Gugliara v Veras |
2019 NY Slip Op 01746 [170 AD3d 815] |
March 13, 2019 |
Appellate Division, Second Department |
Published by New York State Law Reporting Bureau pursuant to Judiciary Law § 431. |
Lawrence Gugliara, Respondent, v Stefanie Veras, Appellant. |
Carol Kahn, New York, NY, for appellant.
Michael J. Good, Brooklyn, NY, for respondent.
Rhonda R. Weir, Brooklyn, NY, attorney for the child.
In an action for a divorce and ancillary relief, the defendant appeals from a judgment of the Supreme Court, Kings County (Rachel A. Adams, J.), dated June 13, 2016. The judgment, insofar as appealed from, upon a decision after trial of the same court also dated June 13, 2016, awarded sole custody of the parties' children to the plaintiff and awarded the defendant maintenance in the sum of only $400 per month for a period of five years.
Ordered that the appeal from so much of the judgment as awarded sole custody of the parties' child Lawrence to the plaintiff is dismissed as academic, without costs or disbursements; and it is further,
Ordered that the judgment is affirmed insofar as reviewed, without costs or disbursements.
The parties were married in 2002 and had two children together. In December 2010, the plaintiff commenced this action for a divorce and ancillary relief. Following a nonjury trial, the Supreme Court awarded sole custody of the children to the plaintiff and awarded the defendant maintenance in the sum of $400 per month for a period of five years. The defendant appeals.

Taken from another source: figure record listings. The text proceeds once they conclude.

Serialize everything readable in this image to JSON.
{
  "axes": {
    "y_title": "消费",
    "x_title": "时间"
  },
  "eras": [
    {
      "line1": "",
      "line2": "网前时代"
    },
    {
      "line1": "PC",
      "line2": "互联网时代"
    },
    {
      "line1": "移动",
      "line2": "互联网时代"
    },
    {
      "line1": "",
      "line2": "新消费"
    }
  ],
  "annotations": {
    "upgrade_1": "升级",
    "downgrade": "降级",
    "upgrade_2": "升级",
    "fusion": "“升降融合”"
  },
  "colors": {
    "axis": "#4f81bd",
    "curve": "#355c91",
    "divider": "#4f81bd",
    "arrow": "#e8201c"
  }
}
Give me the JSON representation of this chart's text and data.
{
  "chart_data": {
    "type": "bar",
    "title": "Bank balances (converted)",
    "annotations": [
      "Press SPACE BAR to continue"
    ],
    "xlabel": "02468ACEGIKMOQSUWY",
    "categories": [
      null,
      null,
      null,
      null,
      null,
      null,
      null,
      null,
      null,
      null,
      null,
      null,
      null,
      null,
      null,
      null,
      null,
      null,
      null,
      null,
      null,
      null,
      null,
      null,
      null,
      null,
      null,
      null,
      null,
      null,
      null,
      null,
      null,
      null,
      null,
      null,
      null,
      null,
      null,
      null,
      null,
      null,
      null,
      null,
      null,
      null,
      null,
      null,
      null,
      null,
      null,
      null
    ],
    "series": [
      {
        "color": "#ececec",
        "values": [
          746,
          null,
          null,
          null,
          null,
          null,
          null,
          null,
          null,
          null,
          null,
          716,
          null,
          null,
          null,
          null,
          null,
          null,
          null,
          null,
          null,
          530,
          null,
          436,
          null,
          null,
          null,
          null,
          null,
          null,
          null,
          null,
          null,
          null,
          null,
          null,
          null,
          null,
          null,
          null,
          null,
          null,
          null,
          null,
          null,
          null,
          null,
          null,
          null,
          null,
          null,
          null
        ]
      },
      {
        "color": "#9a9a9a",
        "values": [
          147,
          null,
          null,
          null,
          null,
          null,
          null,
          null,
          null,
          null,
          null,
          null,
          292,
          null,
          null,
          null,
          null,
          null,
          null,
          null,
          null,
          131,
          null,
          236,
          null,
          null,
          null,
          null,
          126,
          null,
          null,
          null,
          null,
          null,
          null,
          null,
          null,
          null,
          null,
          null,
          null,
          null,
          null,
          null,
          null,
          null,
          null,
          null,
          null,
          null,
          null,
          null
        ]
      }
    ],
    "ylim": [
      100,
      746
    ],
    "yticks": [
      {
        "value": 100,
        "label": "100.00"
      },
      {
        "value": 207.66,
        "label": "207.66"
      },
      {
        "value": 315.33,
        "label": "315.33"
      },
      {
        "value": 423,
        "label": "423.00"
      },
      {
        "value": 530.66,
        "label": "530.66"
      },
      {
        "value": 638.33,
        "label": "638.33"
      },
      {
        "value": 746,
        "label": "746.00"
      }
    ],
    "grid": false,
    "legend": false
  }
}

"The amount and duration of maintenance is a matter committed to the sound discretion of the trial court, and every case must be determined on its unique facts" (Culen v Culen, 157 AD3d 926, 928 [2018]). Here, considering the relevant factors, which included the length of the marriage, the standard of living of the parties, their respective ages and present and future earning capacities, and their respective income and assets (see Domestic Relations Law former § 236 [B] [6] [a]; Neumann v Hercz, 166 AD3d 790 [2018]; Gorman v Gorman, 165 AD3d 1067 [2018]), we find that the amount and duration of the award of maintenance was a provident exercise of discretion.
With respect to custody, the parties' oldest child is now 18 years old and can no longer be the subject of a custody order (see Slater-Mau v Mau, 4 AD3d 658 [2004]; Matter of Lazaro v Lazaro, 227 AD2d 402 [1996]). The Supreme Court's determination that the best interests of the parties' youngest child would be served by awarding sole custody to the plaintiff, with liberal parental access to the defendant, has a sound and substantial basis in the record and will not be disturbed (see Matter of Gooler v Gooler, 107 AD3d 712 [2013]). Mastro, J.P., Duffy, LaSalle and Iannacci, JJ., concur.